Graphical models provide means to capture uncertainty present in complex, unstructured data in a succinct manner. They are particularly suited for performing inference computation at scale. They hold potential to become primary way to model uncertainty in modern data-driven decision-making tasks. This project will enable this by developing efficient methods to learn graphical model representation from observations. The outcome of this project will have wide ranging impact in society and industry. This will include, but not restricted to, our ability to understand human behavior in social networks, processing information captured in biological experiments, automated language and speech processing as well as capturing inter-relationship between various financial instruments.

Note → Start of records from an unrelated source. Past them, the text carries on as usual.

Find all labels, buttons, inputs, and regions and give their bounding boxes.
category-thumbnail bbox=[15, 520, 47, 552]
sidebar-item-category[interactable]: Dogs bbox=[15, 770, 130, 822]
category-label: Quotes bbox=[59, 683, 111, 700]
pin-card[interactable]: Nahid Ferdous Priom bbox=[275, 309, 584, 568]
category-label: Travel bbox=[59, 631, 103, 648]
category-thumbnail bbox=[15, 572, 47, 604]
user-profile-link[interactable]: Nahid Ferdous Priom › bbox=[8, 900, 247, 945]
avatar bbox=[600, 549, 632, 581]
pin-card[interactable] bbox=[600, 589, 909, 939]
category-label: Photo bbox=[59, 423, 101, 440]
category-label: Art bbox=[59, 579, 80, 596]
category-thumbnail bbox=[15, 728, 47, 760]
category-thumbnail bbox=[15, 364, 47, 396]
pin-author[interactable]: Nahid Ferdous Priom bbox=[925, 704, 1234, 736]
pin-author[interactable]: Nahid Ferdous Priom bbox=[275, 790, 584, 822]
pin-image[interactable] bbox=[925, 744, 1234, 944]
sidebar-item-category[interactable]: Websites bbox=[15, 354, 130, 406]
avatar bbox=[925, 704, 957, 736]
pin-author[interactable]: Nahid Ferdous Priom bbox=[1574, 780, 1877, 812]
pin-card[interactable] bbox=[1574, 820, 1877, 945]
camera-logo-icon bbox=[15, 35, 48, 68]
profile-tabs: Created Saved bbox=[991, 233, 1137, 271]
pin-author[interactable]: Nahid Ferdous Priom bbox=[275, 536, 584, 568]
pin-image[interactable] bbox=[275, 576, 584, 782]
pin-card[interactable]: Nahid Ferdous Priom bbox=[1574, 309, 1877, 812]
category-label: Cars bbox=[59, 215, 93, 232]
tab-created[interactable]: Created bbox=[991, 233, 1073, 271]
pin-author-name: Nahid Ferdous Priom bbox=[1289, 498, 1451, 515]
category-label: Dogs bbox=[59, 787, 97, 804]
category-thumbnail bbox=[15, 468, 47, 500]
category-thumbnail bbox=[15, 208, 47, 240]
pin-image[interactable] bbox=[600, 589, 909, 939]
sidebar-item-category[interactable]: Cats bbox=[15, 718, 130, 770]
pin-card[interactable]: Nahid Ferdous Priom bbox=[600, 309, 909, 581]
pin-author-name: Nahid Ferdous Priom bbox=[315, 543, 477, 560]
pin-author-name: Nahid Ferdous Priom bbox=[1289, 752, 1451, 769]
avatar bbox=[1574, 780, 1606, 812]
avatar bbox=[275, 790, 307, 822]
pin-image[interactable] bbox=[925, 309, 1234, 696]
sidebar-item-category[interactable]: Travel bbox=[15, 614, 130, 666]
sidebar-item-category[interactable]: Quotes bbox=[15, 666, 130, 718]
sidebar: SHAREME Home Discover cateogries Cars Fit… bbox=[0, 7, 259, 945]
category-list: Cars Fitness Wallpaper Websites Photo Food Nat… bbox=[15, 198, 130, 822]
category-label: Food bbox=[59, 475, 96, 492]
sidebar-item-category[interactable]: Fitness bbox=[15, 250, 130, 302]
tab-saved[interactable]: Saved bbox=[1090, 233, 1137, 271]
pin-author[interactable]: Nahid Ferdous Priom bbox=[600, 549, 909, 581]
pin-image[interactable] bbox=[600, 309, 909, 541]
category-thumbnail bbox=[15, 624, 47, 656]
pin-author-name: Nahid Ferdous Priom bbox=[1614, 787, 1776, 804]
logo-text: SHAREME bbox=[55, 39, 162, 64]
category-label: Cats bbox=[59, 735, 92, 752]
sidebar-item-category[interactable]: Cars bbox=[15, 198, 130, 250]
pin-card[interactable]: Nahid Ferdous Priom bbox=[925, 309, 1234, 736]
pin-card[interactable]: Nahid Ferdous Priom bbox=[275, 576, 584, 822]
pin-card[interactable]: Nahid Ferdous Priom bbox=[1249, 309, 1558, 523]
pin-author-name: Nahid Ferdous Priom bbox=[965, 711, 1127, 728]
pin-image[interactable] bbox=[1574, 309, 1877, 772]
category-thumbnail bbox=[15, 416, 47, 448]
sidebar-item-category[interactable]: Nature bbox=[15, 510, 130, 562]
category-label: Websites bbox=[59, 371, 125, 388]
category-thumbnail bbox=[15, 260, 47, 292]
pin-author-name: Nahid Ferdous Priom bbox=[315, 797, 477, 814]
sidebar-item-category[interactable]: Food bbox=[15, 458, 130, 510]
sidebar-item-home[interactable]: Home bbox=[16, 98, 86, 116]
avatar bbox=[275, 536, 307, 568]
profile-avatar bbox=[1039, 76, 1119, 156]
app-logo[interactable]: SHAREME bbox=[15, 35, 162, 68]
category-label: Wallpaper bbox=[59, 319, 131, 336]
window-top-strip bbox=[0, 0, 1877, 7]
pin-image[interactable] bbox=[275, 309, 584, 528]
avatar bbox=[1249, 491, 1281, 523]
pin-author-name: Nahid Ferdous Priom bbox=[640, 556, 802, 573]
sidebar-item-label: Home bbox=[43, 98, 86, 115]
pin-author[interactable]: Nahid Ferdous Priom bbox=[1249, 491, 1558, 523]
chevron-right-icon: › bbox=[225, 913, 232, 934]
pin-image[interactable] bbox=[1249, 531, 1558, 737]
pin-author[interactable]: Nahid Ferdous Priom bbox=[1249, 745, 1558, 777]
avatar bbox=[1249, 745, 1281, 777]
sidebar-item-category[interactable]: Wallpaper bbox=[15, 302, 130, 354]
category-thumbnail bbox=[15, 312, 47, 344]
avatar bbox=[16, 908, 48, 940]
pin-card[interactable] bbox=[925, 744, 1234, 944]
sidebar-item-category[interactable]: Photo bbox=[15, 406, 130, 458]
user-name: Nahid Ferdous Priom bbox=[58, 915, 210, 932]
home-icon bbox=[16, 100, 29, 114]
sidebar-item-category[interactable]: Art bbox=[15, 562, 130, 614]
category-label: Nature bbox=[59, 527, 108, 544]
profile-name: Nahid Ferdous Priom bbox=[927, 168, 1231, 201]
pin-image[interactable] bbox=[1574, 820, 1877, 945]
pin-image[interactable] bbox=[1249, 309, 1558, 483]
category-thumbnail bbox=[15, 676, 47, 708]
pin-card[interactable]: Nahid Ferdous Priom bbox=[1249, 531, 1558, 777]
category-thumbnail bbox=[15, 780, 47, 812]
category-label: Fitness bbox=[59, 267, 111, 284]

A generic application of Graphical model requires solving two basic tasks. First, given data, what is an appropriate graphical model? And second, given a graphical model, how does one perform inference from partial observations? Historically, domain knowledge was used to choose the model, for example Hidden Markov Models in speech processing. Therefore, a significant amount of effort has been devoted to the second problem, of developing inference algorithms (for example, Belief propagation). However, it is not at all clear what type of model to use for most modern applications. Thus for modern applications the first problem of learning the model is paramount. The goal of this project is to develop understanding, both conceptual and algorithmic, of the problem of learning GMs from observed data. One aspect of the project is to derive new lower bounds in order to understand the interplay between fundamental statistical and computational limits. Informed by these lower bounds, the project will seek to determine new and relevant model subclasses for which learning is tractable accompanied by efficient learning algorithms.